Il settore culturale è stato duramente colpito dalla crisi sanitaria ed economica: ICOM (International Council of Museum – ha stimato perdite economiche per il solo settore museale a livello globale, nel 2020, tra il 75 e l’80%. A livello nazionale, Federculture ha evidenziato come nel primo anno di pandemia i siti museali pubblici italiani abbiamo riscontrato una perdita media di visitatori pari al 75,6% rispetto all’anno precedente, mentre il 62% delle imprese del settore culturale ha dichiarato impatti negativi sui bilanci fino al 60% e il 70% delle strutture ha dovuto ricorrere a fondi di integrazione salariale oppure a misure di licenziamento. La situazione è stata certamente aggravata dal calo di turisti stranieri e a soffrire di più sono state proprio le grandi strutture museali che hanno tradizionalmente investito più nel target extra-Italia piuttosto che sui visitatori locali.

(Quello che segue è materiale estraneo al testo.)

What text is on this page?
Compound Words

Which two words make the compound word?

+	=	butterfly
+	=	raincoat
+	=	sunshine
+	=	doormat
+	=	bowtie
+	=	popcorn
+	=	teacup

Le soluzioni digitali, le resistenze e le criticità
Già a partire dal 2020 molti musei hanno iniziato a implementare soluzioni digitali per avvicinare maggiormente il pubblico, tuttavia le resistenze e le criticità strutturali non mancano come evidenzia il 12° Rapporto Civita Next Generation Culture. Il passaggio al digitale, infatti, per alcune strutture non è stato accompagnato da una strategia né definito con l’ausilio di figure professionali specializzate e con competenze adeguate. Mancano, inoltre, piani di investimento a medio e lungo termine, soprattutto nei musei di piccole e medie dimensioni: la causa è certamente da ritrovarsi nella mancanza di risorse economiche necessarie al passaggio al digitale e l’auspicio è che i musei sappiano strutturarsi per implementare e utilizzare correttamente i sistemi digitali oggi disponibili.
Non solo investimenti, ma anche formazione e attenzione alle nuove professioni: l’indagine “Extended Experience: la sfida per l’ecosistema culturale” realizzata dall’Osservatorio Innovazione Digitale sui Beni e le Attività Culturali del Politecnico di Milano ha evidenziato come il 51% dei musei non si affidi a professionisti con competenze digitali. A questo dato, tuttavia, bisogna affiancare i numeri decisamente positive delle nuove opportunità lanciate dal digitale e colte dal settore: oggi il 95% dei musei ha un sito web, l’83% un account ufficiale sui social, quasi la metà offre laboratori e attività didattiche online, il 69& ha digitalizzato la propria collezione e il 13% si è lanciato nella produzione di podcast. Sarà perciò dirimente inquadrare queste prime, ma significative, azioni in una pianificazione d’insieme e in logiche a lungo termine.
Le buone pratiche da cui prendere esempio
A livello globale, sono tante e disparate le iniziative messe in atto per reagire al declino degli indicatori di benessere del settore culturale. Tra queste, troviamo le aperture delle porte virtuali del Louvre che, durante il lockdown del 2020, è riuscito ad aumentare le visite giornaliere sul web passando da 40mila a 400mila, ricevendo così in un solo mese tanti visitatori virtuali quanti ne aveva accolti fisicamente nell’intero 2019.
La National Gallery ha invece dichiarato di voler ambiziosamente portare nel futuro l’istituzione nei prossimi cinque anni, attraverso progetti incentrati su inclusione, responsabilità ambientale e progetti infrastrutturali come un nuovo centro di ricerca. I risultati delle prime azioni messe in campo sono già visibili: tra il 2020 e il 2021 la portata digitale della Nation Gallery è cresciuta del 50%.
I grandi musei sono certamente stati in grado di fornire contenuti digitali in maniera più facile rispetto alle piccole realtà, ma queste esperienze virtuose possono essere d’esempio: il potere del virtuale, infatti, risiede nella capacità di intrattenere e offrire al pubblico contenuti attinenti alle proprie abitudini di consumo e fruizione, anche attraverso l’applicazione di soluzioni di Customer Relationship Management.
Il digitale può dimezzare i tempi di ripresa del settore culturale?
Il settore culturale sta affrontando una trasformazione epocale e gli indicatori globali ci consentono di stimare che, grazie al digitale, i musei possano accelerare la ripresa e il ritorno ai livelli pre-pandemia nella metà del tempo che sarebbe stato altrimenti necessario. Una delle più preziose eredità di cui fare tesoro sarà proprio la cultura virtuale, divenuta nuova modalità di consumo e intrattenimento. I contenuti culturali, fisici e virtuali, sono perciò destinati a coesistere e la vera sfida sarà sfruttare questa tendenza orientando energie e risorse nel passaggio al digitale.